Motorola Portables

General information on programing (mostly), reparing (not so much) and using Motorola portable radios.


Programing

Most older Motorola portable radios are programed with a ugly piece of software called RSS, or Radio Service Software. RSS is MS-DOS based and with a few notable exceptions, only runs on anchient Intel 286, 386 or 486 based machines and their clones. Each model radio has a different version of RSS specifically for that model. It's VERY important to realize how unforgiving RSS is to any errors or incongruities. A small break in a RIB connector cord or a momentary power loss can brick a radio permenatly.

DON'TS:
DO'S:
Even though the RSS software itself is rather a pain in the rear to get up and running correctly, it's rather intuitive and you can figure it out easily.
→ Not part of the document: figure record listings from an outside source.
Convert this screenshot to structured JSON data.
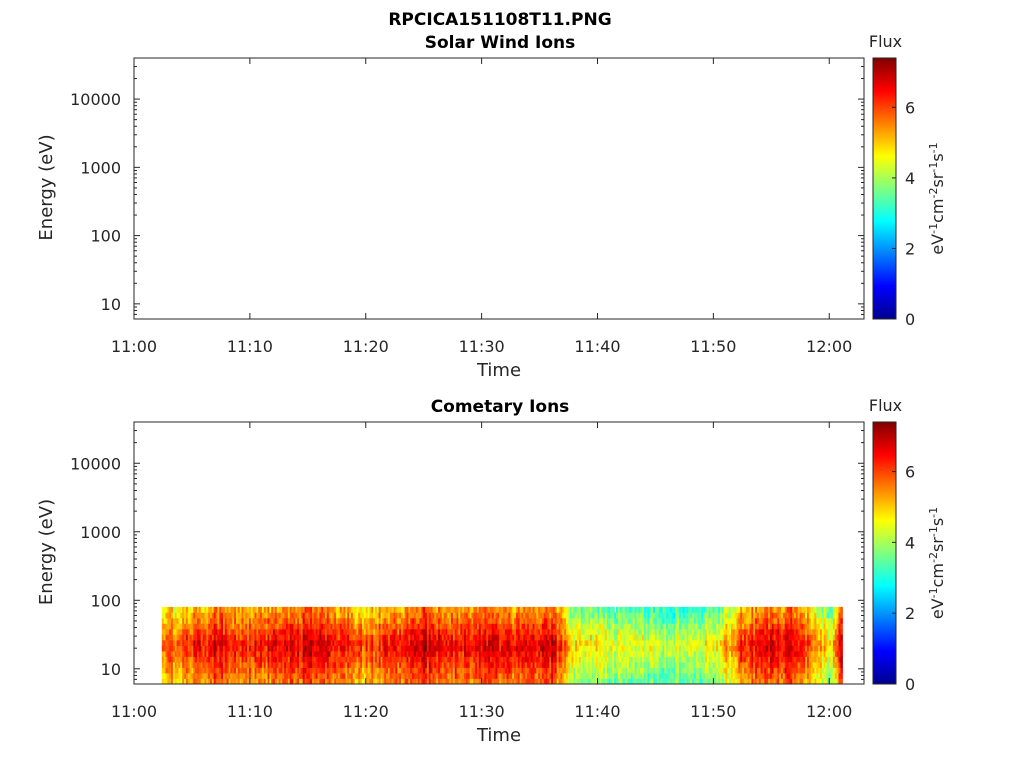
{
  "figure_title": "RPCICA151108T11.PNG",
  "chart_data": [
    {
      "type": "heatmap",
      "title": "Solar Wind Ions",
      "xlabel": "Time",
      "ylabel": "Energy (eV)",
      "y_scale": "log",
      "x_range": [
        "11:00",
        "12:03"
      ],
      "y_range": [
        6,
        40000
      ],
      "x_ticks": [
        "11:00",
        "11:10",
        "11:20",
        "11:30",
        "11:40",
        "11:50",
        "12:00"
      ],
      "y_ticks": [
        "10",
        "100",
        "1000",
        "10000"
      ],
      "colorbar": {
        "title": "Flux",
        "label": "eV-1cm-2sr-1s-1",
        "range": [
          0,
          7.4
        ],
        "ticks": [
          "0",
          "2",
          "4",
          "6"
        ],
        "colormap": "jet"
      },
      "data": "empty"
    },
    {
      "type": "heatmap",
      "title": "Cometary Ions",
      "xlabel": "Time",
      "ylabel": "Energy (eV)",
      "y_scale": "log",
      "x_range": [
        "11:00",
        "12:03"
      ],
      "y_range": [
        6,
        40000
      ],
      "x_ticks": [
        "11:00",
        "11:10",
        "11:20",
        "11:30",
        "11:40",
        "11:50",
        "12:00"
      ],
      "y_ticks": [
        "10",
        "100",
        "1000",
        "10000"
      ],
      "colorbar": {
        "title": "Flux",
        "label": "eV-1cm-2sr-1s-1",
        "range": [
          0,
          7.4
        ],
        "ticks": [
          "0",
          "2",
          "4",
          "6"
        ],
        "colormap": "jet"
      },
      "data_time_range": [
        "11:02",
        "12:01"
      ],
      "data_energy_range_eV": [
        6,
        80
      ],
      "intensity_profile": [
        {
          "t": "11:02",
          "flux": 5.8
        },
        {
          "t": "11:05",
          "flux": 6.3
        },
        {
          "t": "11:07",
          "flux": 6.8
        },
        {
          "t": "11:09",
          "flux": 6.2
        },
        {
          "t": "11:12",
          "flux": 6.6
        },
        {
          "t": "11:16",
          "flux": 7.0
        },
        {
          "t": "11:19",
          "flux": 6.1
        },
        {
          "t": "11:22",
          "flux": 6.4
        },
        {
          "t": "11:25",
          "flux": 7.0
        },
        {
          "t": "11:28",
          "flux": 6.5
        },
        {
          "t": "11:30",
          "flux": 6.9
        },
        {
          "t": "11:33",
          "flux": 6.6
        },
        {
          "t": "11:36",
          "flux": 6.8
        },
        {
          "t": "11:38",
          "flux": 4.9
        },
        {
          "t": "11:42",
          "flux": 4.6
        },
        {
          "t": "11:46",
          "flux": 4.4
        },
        {
          "t": "11:50",
          "flux": 4.7
        },
        {
          "t": "11:53",
          "flux": 6.6
        },
        {
          "t": "11:57",
          "flux": 6.8
        },
        {
          "t": "12:00",
          "flux": 4.8
        },
        {
          "t": "12:01",
          "flux": 6.9
        }
      ]
    }
  ]
}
I'm not going to go into the details of how on this site but there are YouTube videos on exactly this topic.
RSS is rather picky. The program times itself (and the serial communication) by the processor speed. Even an old Pentium II or I shouldn't be able to program a radio correctlly. (The progam ends up sending data to the radio faster than the serial connection can handle the data, and corrupts the codeplug.) But the VISAR RSS (HT1000, JT1000 and Visar) has been demonstrated to work on a bootdisk configuration on a Pentium 4. There are alot of variables, and I DO NOT recomend trying this, but the VISAR RSS is much less picky about what computers it will run correctly on. If you want to try this, here was my setup: HP Compaq desktop computer with a COM port, RIBless programing cable from eBay, and a VISAR RSS version 03.02.01 bootdisk running MS-DOS 6.22. Please read see my disclaimer page if you choose to continue with this.

DOSBox

Some people have reported success programing MAXTRAC and JEDI series radios on much newer hardware and operating systems using DOSBox and either a native COM port or a FTDI USB to serial converter cable. (This is very version dependant and will only work with DOSBox v0.65 which can be downloaded here) By default, DOSBox disables emulated COM ports, to enable the COM port in DOSBox, you need to edit the 'dosbox.conf' file with the folowing text (look around the end of the config file for the serial settings)
serial1=directserial realport:COM1 ocbus
serial2=directserial realport:COM2 ocbus
serial3=disabled
serial4=disabled
 This will set the emulated COM1 and COM2 ports in DOSBox as the physical COM 1 and 2 ports. (If you are using a USB to serial converter you may need to change the assigned COM port to the device in Device Manager)
Hopefully this should work perfectly, to get around the emulated processor speed problems use the CTRL-F11 to slow it down.

ht1000_001.png
Motorola JEDI RSS screenshot runing in DOSBox v0.65

"Lab" or "Depot" RSS.

Aside from the "normal" RSS that you and everyone else uses, there are also versions of RSS for each radio that are for Motorola internal use and have an elevated featureset and can hex edit the codeplug. These versions are good for making a comprehensive codeplug backup as it backs up more information than "normal" RSS does. Other things you can change include the customer ID, codeplug versiom, serial and model numbers.